Crusader Kings III is the kind of game that you could quite easily lose days, weeks, or even months to once you've wrapped your head around its many, many systems. It's a ridiculously in-depth strategy title — the kind that you rarely see on consoles — but port studio Lab42 has done a solid job of making the whole thing manageable on PlayStation 5 with a controller in hand. Granted, some of the menus inside of menus inside of menus are a bit difficult to navigate, but generally speaking, this is a nicely designed console version.

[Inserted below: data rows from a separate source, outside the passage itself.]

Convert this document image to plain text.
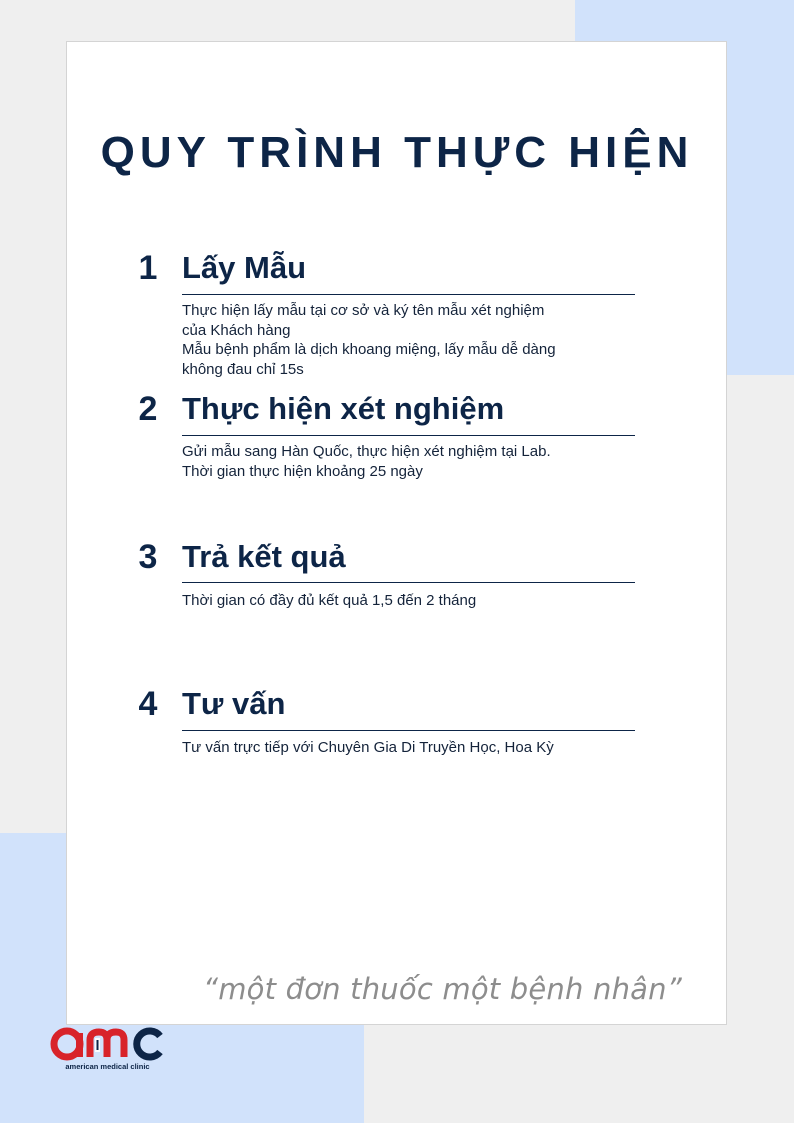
QUY TRÌNH THỰC HIỆN
1 Lấy Mẫu
Thực hiện lấy mẫu tại cơ sở và ký tên mẫu xét nghiệm
của Khách hàng
Mẫu bệnh phẩm là dịch khoang miệng, lấy mẫu dễ dàng
không đau chỉ 15s
2 Thực hiện xét nghiệm
Gửi mẫu sang Hàn Quốc, thực hiện xét nghiệm tại Lab.
Thời gian thực hiện khoảng 25 ngày
3 Trả kết quả
Thời gian có đầy đủ kết quả 1,5 đến 2 tháng
4 Tư vấn
Tư vấn trực tiếp với Chuyên Gia Di Truyền Học, Hoa Kỳ
“một đơn thuốc một bệnh nhân”
american medical clinic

Crusader Kings III tasks you with establishing, ruling over, and expanding your own kingdom. Gameplay takes place on a huge world map that more or less resembles our reality, split up into a massive number of Middle Age nations, each with their own laws, religious beliefs, and dreams of conquest. As far as dynamically generated game worlds go, this is a seriously impressive creation, capable of presenting hundreds of in-game years' worth of storytelling opportunities.

A lot of this storytelling manifests through characters — kings, queens, dukes, clan chiefs, religious figureheads — and your chosen ruler will have to navigate a political minefield in the hopes of solidifying their country's position. Alongside arranging marriages to ensure that your bloodline lives on, you'll be forging alliances, waging war on (preferably) weaker nations, and perhaps carrying out more sinister plots — like assassinating dissenters or potential usurpers of your throne.

Crusader Kings III weaves an incredibly tangled web even during its dedicated tutorial campaign. The sheer amount of information that you're saddled with from the word go can be completely overwhelming — but this is the wall that you're going to have to scale if you want to get anything out of Crusader Kings III. It takes a lot of time and a lot of patience — but you'll be rewarded with a truly engrossing experience.

It's easy to see why Crusader Kings III is so revered on PC. It's a brilliantly deep and dynamic strategy title that simply never stops giving — but you'll need to commit to learning its near countless intricacies before diving in proper. A dangerously addictive game once you're invested.